私達はテーブルの真ん中に頭を寄せてさらに声を潜めた。
グローシアはもう一度、
「クラーク様が一番だと思いますっ」
そう言った頬は赤くなってるし呼吸も荒くなってる・・・。
(グローシア・・・分かりやす過ぎる・・・)
すると、
「私は3年のケイシー先輩かな?ミリーのお兄さんなんだけど」
ジョージアがそう言ってニッと笑った。
(・・・ケイシー・・・?ケイシーって、もしかしてケイシー・バークレイ?攻略者の一人の)
確かバークレイ伯爵家の子息で、男気があって元気印が特徴だった。
(何度か攻略したけど、嫌みの無い明るい性格が好感持てたのよね・・・。そういえばミリーと同じ苗字じゃん!・・・今頃気付くなんて・・・)
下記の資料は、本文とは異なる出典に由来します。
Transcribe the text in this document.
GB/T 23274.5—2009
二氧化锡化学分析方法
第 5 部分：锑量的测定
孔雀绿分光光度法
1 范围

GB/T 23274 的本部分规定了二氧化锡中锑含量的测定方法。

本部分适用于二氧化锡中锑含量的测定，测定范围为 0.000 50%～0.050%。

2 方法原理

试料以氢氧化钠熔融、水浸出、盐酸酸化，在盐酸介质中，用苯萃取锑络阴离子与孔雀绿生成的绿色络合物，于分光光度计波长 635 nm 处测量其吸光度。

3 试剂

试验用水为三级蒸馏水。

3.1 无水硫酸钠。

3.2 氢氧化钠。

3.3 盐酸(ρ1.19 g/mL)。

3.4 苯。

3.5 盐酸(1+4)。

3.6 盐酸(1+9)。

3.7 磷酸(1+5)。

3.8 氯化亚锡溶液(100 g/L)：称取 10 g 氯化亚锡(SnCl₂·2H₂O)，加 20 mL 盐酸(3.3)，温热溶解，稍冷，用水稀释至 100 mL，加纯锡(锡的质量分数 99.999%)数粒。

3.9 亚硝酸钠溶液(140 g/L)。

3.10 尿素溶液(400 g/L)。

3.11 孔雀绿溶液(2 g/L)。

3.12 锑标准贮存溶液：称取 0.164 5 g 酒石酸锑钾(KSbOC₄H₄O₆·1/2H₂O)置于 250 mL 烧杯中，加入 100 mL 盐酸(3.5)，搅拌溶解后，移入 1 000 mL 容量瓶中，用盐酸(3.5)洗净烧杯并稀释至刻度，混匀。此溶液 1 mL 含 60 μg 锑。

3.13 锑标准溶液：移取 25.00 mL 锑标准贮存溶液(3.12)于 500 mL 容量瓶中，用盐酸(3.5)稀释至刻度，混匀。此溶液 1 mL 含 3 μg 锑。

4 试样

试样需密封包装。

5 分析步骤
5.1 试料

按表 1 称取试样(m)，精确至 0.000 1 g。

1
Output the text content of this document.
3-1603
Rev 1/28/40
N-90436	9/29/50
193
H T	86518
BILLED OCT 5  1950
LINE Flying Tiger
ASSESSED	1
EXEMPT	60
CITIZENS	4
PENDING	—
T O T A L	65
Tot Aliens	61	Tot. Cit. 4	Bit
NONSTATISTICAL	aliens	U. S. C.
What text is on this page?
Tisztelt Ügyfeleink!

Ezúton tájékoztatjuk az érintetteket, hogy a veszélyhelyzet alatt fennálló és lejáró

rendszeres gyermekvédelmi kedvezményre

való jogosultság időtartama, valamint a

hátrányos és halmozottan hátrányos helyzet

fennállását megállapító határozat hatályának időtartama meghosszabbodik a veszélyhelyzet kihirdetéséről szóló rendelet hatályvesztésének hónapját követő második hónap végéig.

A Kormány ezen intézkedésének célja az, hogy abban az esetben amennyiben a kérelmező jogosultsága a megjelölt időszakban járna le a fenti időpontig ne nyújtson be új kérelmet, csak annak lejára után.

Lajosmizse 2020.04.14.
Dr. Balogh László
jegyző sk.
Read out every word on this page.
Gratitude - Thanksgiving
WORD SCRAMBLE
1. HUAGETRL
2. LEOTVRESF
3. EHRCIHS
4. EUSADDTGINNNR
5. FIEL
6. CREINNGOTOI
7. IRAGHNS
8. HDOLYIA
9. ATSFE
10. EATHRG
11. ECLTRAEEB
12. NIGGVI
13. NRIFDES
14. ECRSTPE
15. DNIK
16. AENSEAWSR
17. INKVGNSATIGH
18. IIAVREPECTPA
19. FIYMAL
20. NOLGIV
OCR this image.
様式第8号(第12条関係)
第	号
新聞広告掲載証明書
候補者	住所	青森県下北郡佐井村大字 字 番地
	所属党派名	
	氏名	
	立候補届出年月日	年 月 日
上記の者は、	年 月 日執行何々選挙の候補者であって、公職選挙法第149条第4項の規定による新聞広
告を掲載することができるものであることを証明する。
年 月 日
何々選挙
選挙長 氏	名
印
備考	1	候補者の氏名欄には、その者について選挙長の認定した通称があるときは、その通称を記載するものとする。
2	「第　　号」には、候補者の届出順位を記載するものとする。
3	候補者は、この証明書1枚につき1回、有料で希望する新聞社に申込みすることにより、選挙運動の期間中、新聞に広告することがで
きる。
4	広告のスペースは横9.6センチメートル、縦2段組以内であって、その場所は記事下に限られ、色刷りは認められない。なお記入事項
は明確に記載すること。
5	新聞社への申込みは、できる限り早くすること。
自分のうかつさに呆れてしまう。そう言えばケイシーの設定の中に兄弟姉妹が多いって書いてあったような。
「ミリーのお兄様も神セブンに入っているのですか?」
「そうよリリー。ケイシー様は筋肉系男子なの」
「き、筋肉系男子!?」
レティシアの説明に私もリリーも目を丸くする。
「とても運動神経が良いんですよ。爽やかなイケメンですし。さぁ今度はミリーの番よ。あなたは誰が一番好きなの?」
「えっ?」
すっかり場は、好きな男子の告白大会みたいになっていた。